Days on Market a housing marketing tool and a market indicator

The Days on Market (DOM) metric that’s typically at the bottom of the Northeast Tennessee Association of REALTORS® (NETAR) Trends Report is more than just a data point. It’s a marketing tool and a market indicator that savvy buyers and sellers closely watch.

In March, it was beginning to signal it was taking longer to sell a home. There are two possible reasons for this. One, buyers were pushing back on what they see as asking prices that are too high. Two, some were tapping the brakes because of the effects on the economy due to the pandemic.
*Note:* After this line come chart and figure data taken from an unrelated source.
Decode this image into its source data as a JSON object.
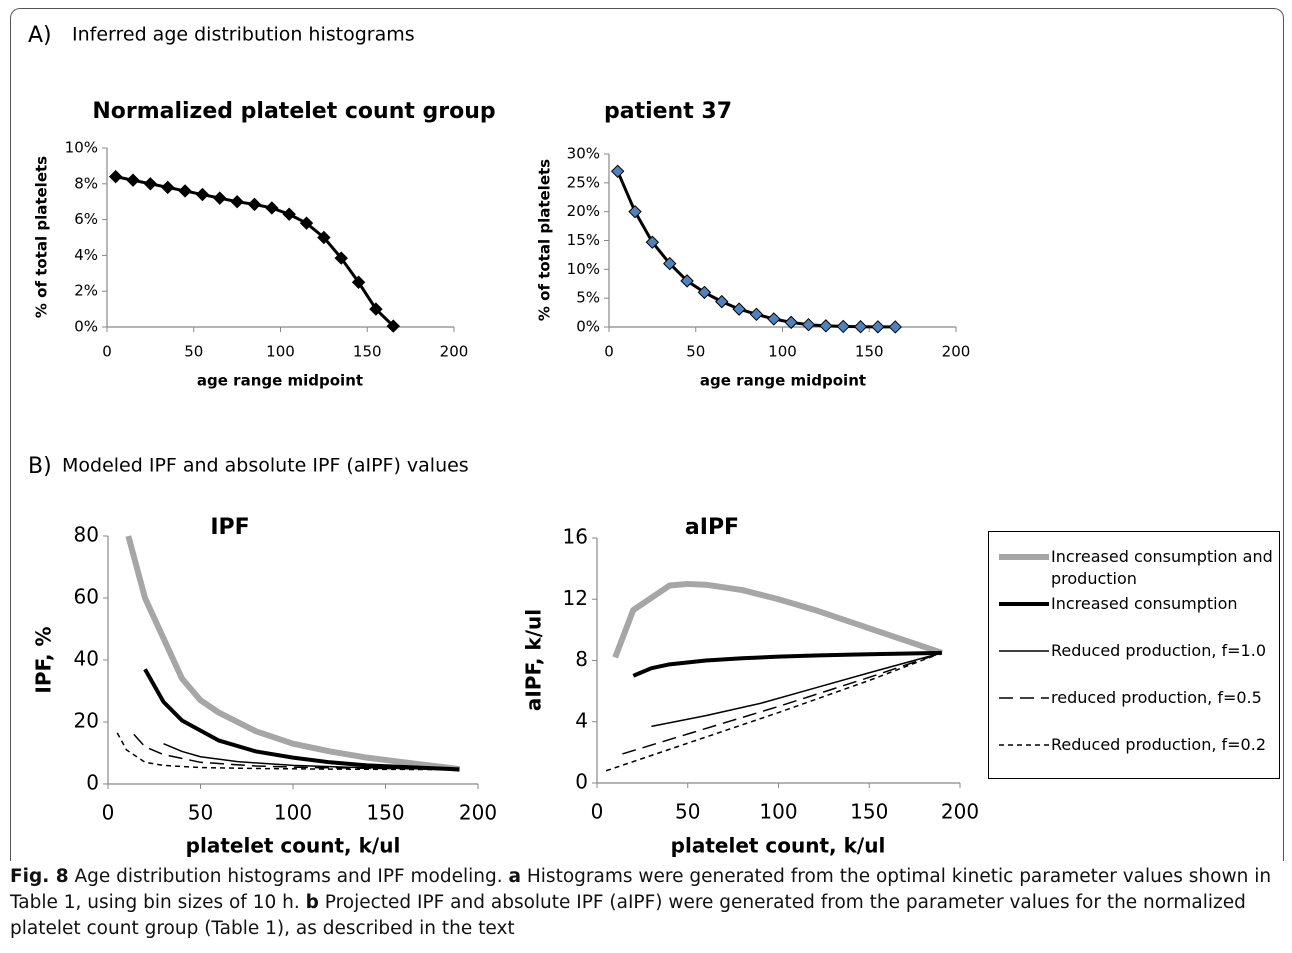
{
  "sections": [
    {
      "label": "A)",
      "text": "Inferred age distribution histograms"
    },
    {
      "label": "B)",
      "text": "Modeled IPF and absolute IPF (aIPF) values"
    }
  ],
  "caption": [
    {
      "text": "Fig. 8",
      "bold": true
    },
    {
      "text": " Age distribution histograms and IPF modeling. ",
      "bold": false
    },
    {
      "text": "a",
      "bold": true
    },
    {
      "text": " Histograms were generated from the optimal kinetic parameter values shown in Table 1, using bin sizes of 10 h. ",
      "bold": false
    },
    {
      "text": "b",
      "bold": true
    },
    {
      "text": " Projected IPF and absolute IPF (aIPF) were generated from the parameter values for the normalized platelet count group (Table 1), as described in the text",
      "bold": false
    }
  ],
  "chart_data": [
    {
      "type": "line",
      "title": "Normalized platelet count group",
      "x_label": "age range midpoint",
      "y_label": "% of total platelets",
      "series": [
        {
          "color": "#000000",
          "marker": "diamond",
          "marker_color": "#000000",
          "width": 3,
          "x": [
            5,
            15,
            25,
            35,
            45,
            55,
            65,
            75,
            85,
            95,
            105,
            115,
            125,
            135,
            145,
            155,
            165
          ],
          "values": [
            8.4,
            8.2,
            8.0,
            7.8,
            7.6,
            7.4,
            7.2,
            7.0,
            6.85,
            6.65,
            6.3,
            5.8,
            5.0,
            3.85,
            2.5,
            1.0,
            0.05
          ]
        }
      ],
      "xlim": [
        0,
        200
      ],
      "xticks": [
        0,
        50,
        100,
        150,
        200
      ],
      "ylim": [
        0,
        10
      ],
      "yticks": [
        {
          "value": 0,
          "label": "0%"
        },
        {
          "value": 2,
          "label": "2%"
        },
        {
          "value": 4,
          "label": "4%"
        },
        {
          "value": 6,
          "label": "6%"
        },
        {
          "value": 8,
          "label": "8%"
        },
        {
          "value": 10,
          "label": "10%"
        }
      ]
    },
    {
      "type": "line",
      "title": "patient 37",
      "x_label": "age range midpoint",
      "y_label": "% of total platelets",
      "series": [
        {
          "color": "#000000",
          "marker": "diamond",
          "marker_color": "#4f81bd",
          "width": 3,
          "x": [
            5,
            15,
            25,
            35,
            45,
            55,
            65,
            75,
            85,
            95,
            105,
            115,
            125,
            135,
            145,
            155,
            165
          ],
          "values": [
            27,
            20,
            14.7,
            11,
            8,
            6,
            4.4,
            3.1,
            2.2,
            1.4,
            0.8,
            0.4,
            0.2,
            0.1,
            0.05,
            0.03,
            0.01
          ]
        }
      ],
      "xlim": [
        0,
        200
      ],
      "xticks": [
        0,
        50,
        100,
        150,
        200
      ],
      "ylim": [
        0,
        30
      ],
      "yticks": [
        {
          "value": 0,
          "label": "0%"
        },
        {
          "value": 5,
          "label": "5%"
        },
        {
          "value": 10,
          "label": "10%"
        },
        {
          "value": 15,
          "label": "15%"
        },
        {
          "value": 20,
          "label": "20%"
        },
        {
          "value": 25,
          "label": "25%"
        },
        {
          "value": 30,
          "label": "30%"
        }
      ]
    },
    {
      "type": "line",
      "title": "IPF",
      "x_label": "platelet count, k/ul",
      "y_label": "IPF, %",
      "series": [
        {
          "color": "#a6a6a6",
          "width": 6,
          "dash": "solid",
          "x": [
            11,
            20,
            40,
            50,
            60,
            80,
            100,
            120,
            140,
            160,
            190
          ],
          "values": [
            80,
            60,
            34,
            27,
            23,
            17,
            13,
            10.5,
            8.5,
            7,
            4.8
          ]
        },
        {
          "color": "#000000",
          "width": 4,
          "dash": "solid",
          "x": [
            20,
            30,
            40,
            60,
            80,
            100,
            120,
            140,
            160,
            190
          ],
          "values": [
            37,
            26.5,
            20.5,
            14,
            10.5,
            8.5,
            7,
            6,
            5.5,
            4.7
          ]
        },
        {
          "color": "#000000",
          "width": 1.5,
          "dash": "solid",
          "x": [
            30,
            40,
            50,
            70,
            100,
            130,
            160,
            190
          ],
          "values": [
            13,
            10.5,
            8.8,
            7.2,
            6,
            5.4,
            5,
            4.7
          ]
        },
        {
          "color": "#000000",
          "width": 1.5,
          "dash": "long",
          "x": [
            14,
            20,
            30,
            50,
            80,
            110,
            150,
            190
          ],
          "values": [
            16,
            12,
            9.5,
            7,
            5.8,
            5.3,
            5,
            4.7
          ]
        },
        {
          "color": "#000000",
          "width": 1.5,
          "dash": "short",
          "x": [
            5,
            10,
            20,
            30,
            50,
            80,
            120,
            160,
            190
          ],
          "values": [
            16.5,
            11,
            7,
            6,
            5.3,
            5,
            4.8,
            4.7,
            4.6
          ]
        }
      ],
      "xlim": [
        0,
        200
      ],
      "xticks": [
        0,
        50,
        100,
        150,
        200
      ],
      "ylim": [
        0,
        80
      ],
      "yticks": [
        0,
        20,
        40,
        60,
        80
      ]
    },
    {
      "type": "line",
      "title": "aIPF",
      "x_label": "platelet count, k/ul",
      "y_label": "aIPF, k/ul",
      "legend": "right",
      "series": [
        {
          "name": "Increased consumption and production",
          "color": "#a6a6a6",
          "width": 6,
          "dash": "solid",
          "x": [
            10,
            20,
            40,
            50,
            60,
            80,
            100,
            120,
            140,
            160,
            190
          ],
          "values": [
            8.2,
            11.3,
            12.9,
            13,
            12.95,
            12.6,
            12,
            11.3,
            10.5,
            9.7,
            8.5
          ]
        },
        {
          "name": "Increased consumption",
          "color": "#000000",
          "width": 4,
          "dash": "solid",
          "x": [
            20,
            30,
            40,
            60,
            80,
            100,
            120,
            140,
            160,
            190
          ],
          "values": [
            7,
            7.5,
            7.75,
            8,
            8.15,
            8.25,
            8.33,
            8.38,
            8.43,
            8.5
          ]
        },
        {
          "name": "Reduced production, f=1.0",
          "color": "#000000",
          "width": 1.5,
          "dash": "solid",
          "x": [
            30,
            60,
            90,
            120,
            150,
            190
          ],
          "values": [
            3.7,
            4.4,
            5.2,
            6.2,
            7.2,
            8.5
          ]
        },
        {
          "name": "reduced production, f=0.5",
          "color": "#000000",
          "width": 1.5,
          "dash": "long",
          "x": [
            14,
            50,
            100,
            150,
            190
          ],
          "values": [
            1.9,
            3.2,
            5,
            6.9,
            8.5
          ]
        },
        {
          "name": "Reduced production, f=0.2",
          "color": "#000000",
          "width": 1.5,
          "dash": "short",
          "x": [
            5,
            50,
            100,
            150,
            190
          ],
          "values": [
            0.8,
            2.6,
            4.6,
            6.7,
            8.5
          ]
        }
      ],
      "xlim": [
        0,
        200
      ],
      "xticks": [
        0,
        50,
        100,
        150,
        200
      ],
      "ylim": [
        0,
        16
      ],
      "yticks": [
        0,
        4,
        8,
        12,
        16
      ]
    }
  ]
}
My guess is it is probably a little bit of both.

The current National Association of REALTORS® (NAR) flash survey says 3 in 4 REALTORS® report that their clients have not reduced listing prices.  At the same time, some buyers are beginning to slow down their search in the wake of a flurry of adverse economic reports. We are only starting to see the COVID-19 effects in the March report.
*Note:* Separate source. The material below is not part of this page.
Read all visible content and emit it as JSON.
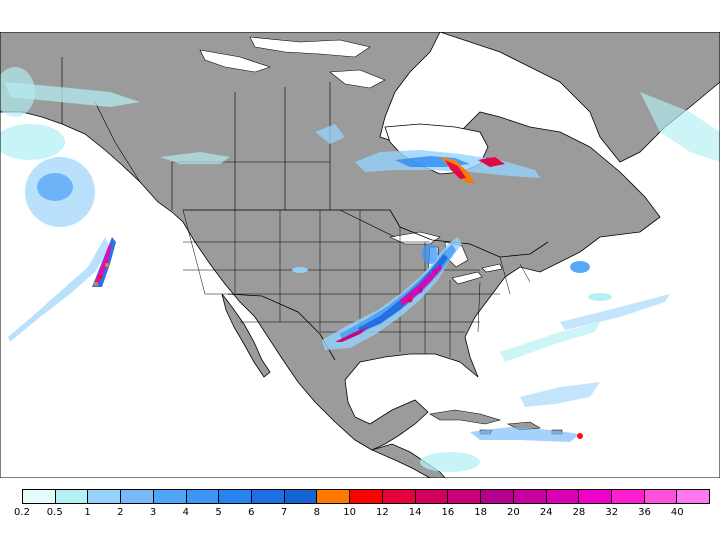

No doubt, some buyers will wait until conditions improve. How many is unclear because our primary markets are considered less vulnerable to the economic impacts of the pandemic.  April’s Trends Report will add clarity.

In simple terms, market-wide DOM is the average number of days that it takes to sell and close a property.  It is a baseline for all properties,  but it’s also unique to every individual property, making it an excellent tool for making adjustments to your marketing plan. A property with a high DOM can be a red flag to buyers. If the location is not an issue, then pricing or property condition need to be reviewed.

The stakes are also high for sellers. New listings get a lot of attention in an inventory-starved market like ours. That is why REALTORS® love to post pictures on Facebook of homes sold within a few weeks of listing. For those properties not snapped up, there is a let down as they spend more time on the market. There are fewer calls and even fewer showings.  

The average DOM for single-family resales during March was 121 days. That a little more than the region’s 3.7 months of inventory. By itself, that’s not especially significant, but 121 days is higher than the average during the past 11 months. The signs are even more dramatic in the townhome/condo market. The March DOM was 101 days – the first time in nine months it has been in triple digits.

Those averages are for all price ranges.  Rest assured that a property in the $200,000 or below price range spends less time on the for sale than one priced at $200,000 and above. For example, while March’s time was 121 days for all properties, it was 87 days for properties in the $200,000 and below price ranges.

To do a deep dive into the DOM, you have to have access to the regional Multiple Listing Service or REALTORS Property Resouce®. Harnessing the power of databases is a big part of the service REALTORS® provide for their clients. And in a market with low inventory, high listing prices, and the COVID-19 jitters, buyers and sellers need every advantage they can get.